= French hours =

Shooting a film without a set lunch break

"French hours" is a term used in the film and television industries, mainly in America, for when there is no break for lunch during a film shoot. Instead, food is passed around all day long and the crew works continuously. The lack of a lunch break means that crew members and the cast have to steal moments to eat. Joel Schumacher employed French hours when filming Phone Booth, a film completed in 10 days. Ridley Scott also used the approach when filming Robin Hood, noting that actors often had to eat on horseback between takes. Scott also agreed with the cast and crew that he would adhere strictly to a 10 hour shooting day due to lack of a traditional lunch break.

Ironically, in France outside of film-making, the opposite is the norm, whereby lunch usually lasts one to two hours. However, within the Paris studios up until the 1970s, the film-making day started at noon and continued to around 8pm, so everyone ate an early lunch before work began and did not eat until done working.

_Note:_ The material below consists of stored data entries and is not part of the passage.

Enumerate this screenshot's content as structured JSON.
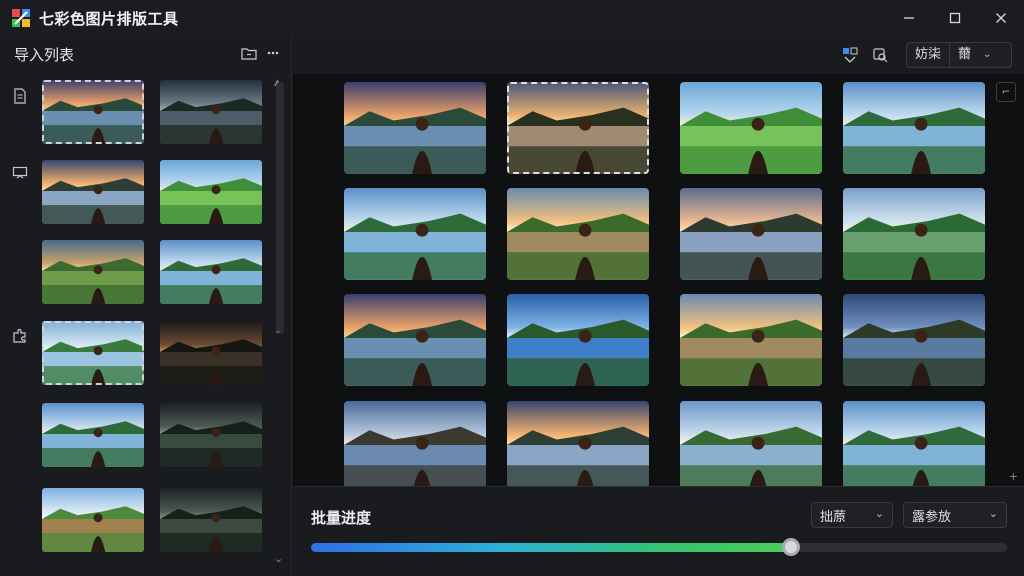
{
  "window": {
    "title": "七彩色图片排版工具",
    "controls": [
      "minimize",
      "maximize",
      "close"
    ]
  },
  "sidebar": {
    "title": "导入列表",
    "header_icons": [
      "folder-icon",
      "more-icon"
    ],
    "rail_icons": [
      "document-icon",
      "convert-icon",
      "puzzle-icon"
    ],
    "thumbnails": [
      {
        "scene": "sunset-portrait",
        "selected": true
      },
      {
        "scene": "lake-dusk",
        "selected": false
      },
      {
        "scene": "lake-sunset",
        "selected": false
      },
      {
        "scene": "meadow-portrait",
        "selected": false
      },
      {
        "scene": "field-portrait",
        "selected": false
      },
      {
        "scene": "lake-portrait",
        "selected": false
      },
      {
        "scene": "lake-portrait-green",
        "selected": true
      },
      {
        "scene": "dark-sunset",
        "selected": false
      },
      {
        "scene": "lake-portrait",
        "selected": false
      },
      {
        "scene": "dark-lake",
        "selected": false
      },
      {
        "scene": "road-meadow",
        "selected": false
      },
      {
        "scene": "dark-lake",
        "selected": false
      }
    ]
  },
  "toolbar": {
    "icons": [
      "layout-icon",
      "image-search-icon"
    ],
    "segment_labels": [
      "妨柒",
      "薾"
    ],
    "chevron": "chevron-down-icon"
  },
  "grid": {
    "cells": [
      {
        "scene": "sunset-portrait",
        "selected": false
      },
      {
        "scene": "lake-sunset-people",
        "selected": true
      },
      {
        "scene": "meadow-portrait",
        "selected": false
      },
      {
        "scene": "lake-portrait",
        "selected": false
      },
      {
        "scene": "lake-portrait",
        "selected": false
      },
      {
        "scene": "road-sunset",
        "selected": false
      },
      {
        "scene": "sunset-portrait-close",
        "selected": false
      },
      {
        "scene": "mountain-portrait",
        "selected": false
      },
      {
        "scene": "sunset-portrait",
        "selected": false
      },
      {
        "scene": "blue-lake",
        "selected": false
      },
      {
        "scene": "road-sunset",
        "selected": false
      },
      {
        "scene": "rock-lake",
        "selected": false
      },
      {
        "scene": "cliff-portrait",
        "selected": false
      },
      {
        "scene": "lake-sunset",
        "selected": false
      },
      {
        "scene": "lake-people",
        "selected": false
      },
      {
        "scene": "lake-portrait",
        "selected": false
      }
    ],
    "corner_icon": "expand-icon"
  },
  "bottom": {
    "title": "批量进度",
    "dropdown1": "拙蒝",
    "dropdown2": "露参放",
    "progress": 0.69
  },
  "colors": {
    "accent_blue": "#2f6fe8",
    "accent_green": "#4ccc5a",
    "panel": "#1a1b1e",
    "background": "#131416"
  }
}
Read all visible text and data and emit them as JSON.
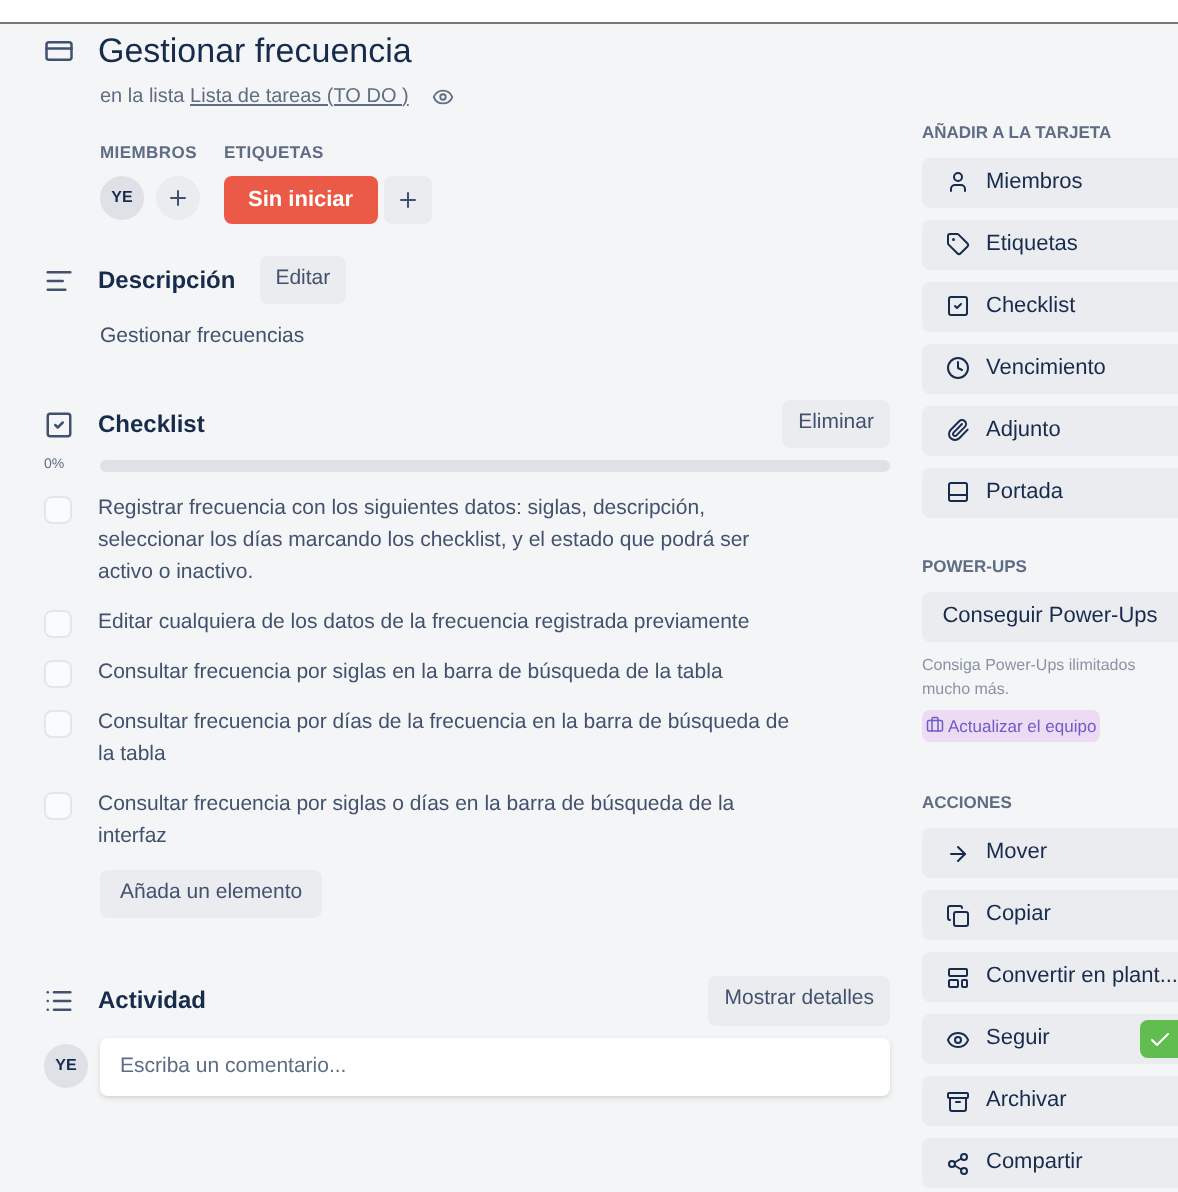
{
  "card": {
    "title": "Gestionar frecuencia",
    "list_prefix": "en la lista",
    "list_name": "Lista de tareas (TO DO )"
  },
  "members": {
    "label": "MIEMBROS",
    "avatars": [
      "YE"
    ]
  },
  "labels": {
    "label": "ETIQUETAS",
    "items": [
      {
        "text": "Sin iniciar",
        "color": "#eb5a46"
      }
    ]
  },
  "description": {
    "title": "Descripción",
    "edit_button": "Editar",
    "text": "Gestionar frecuencias"
  },
  "checklist": {
    "title": "Checklist",
    "delete_button": "Eliminar",
    "percent": "0%",
    "level": 0,
    "items": [
      {
        "text": "Registrar frecuencia con los siguientes datos: siglas, descripción, seleccionar los días marcando los checklist, y el estado que podrá ser activo o inactivo.",
        "checked": false
      },
      {
        "text": "Editar cualquiera de los datos de la frecuencia registrada previamente",
        "checked": false
      },
      {
        "text": "Consultar frecuencia por siglas en la barra de búsqueda de la tabla",
        "checked": false
      },
      {
        "text": "Consultar frecuencia por días de la frecuencia en la barra de búsqueda de la tabla",
        "checked": false
      },
      {
        "text": "Consultar frecuencia por siglas o días en la barra de búsqueda de la interfaz",
        "checked": false
      }
    ],
    "add_button": "Añada un elemento"
  },
  "activity": {
    "title": "Actividad",
    "details_button": "Mostrar detalles",
    "avatar": "YE",
    "comment_placeholder": "Escriba un comentario..."
  },
  "sidebar": {
    "add_title": "AÑADIR A LA TARJETA",
    "add_items": [
      {
        "label": "Miembros",
        "kind": "user"
      },
      {
        "label": "Etiquetas",
        "kind": "tag"
      },
      {
        "label": "Checklist",
        "kind": "checklist"
      },
      {
        "label": "Vencimiento",
        "kind": "clock"
      },
      {
        "label": "Adjunto",
        "kind": "attachment"
      },
      {
        "label": "Portada",
        "kind": "cover"
      }
    ],
    "powerups_title": "POWER-UPS",
    "powerups_button": "Conseguir Power-Ups",
    "powerups_text": "Consiga Power-Ups ilimitados\nmucho más.",
    "upgrade_link": "Actualizar el equipo",
    "actions_title": "ACCIONES",
    "actions": [
      {
        "label": "Mover",
        "kind": "move"
      },
      {
        "label": "Copiar",
        "kind": "copy"
      },
      {
        "label": "Convertir en plant...",
        "kind": "template"
      },
      {
        "label": "Seguir",
        "kind": "watch",
        "checked": true
      },
      {
        "label": "Archivar",
        "kind": "archive"
      },
      {
        "label": "Compartir",
        "kind": "share"
      }
    ]
  }
}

In accordance with union rules and the SAG contract, what traditionally takes place when French hours are instituted is that the cast and crew are remunerated in the form of "meal penalties". In the film and television industry, the cast and crew are required to be officially broken for lunch six hours after their initial call time. Meal penalties are monetary compensation that are incurred every half hour after the six-hour deadline until a meal break is given, or the shoot day ends. On a film like Phone Booth, it would not be unusual for the cast and crew to receive 20 or more meal penalties.

In parts of Canada and the United States, French hours are referred to as "Pacific North West Hours", or simply "PNW Hours" or "PNW".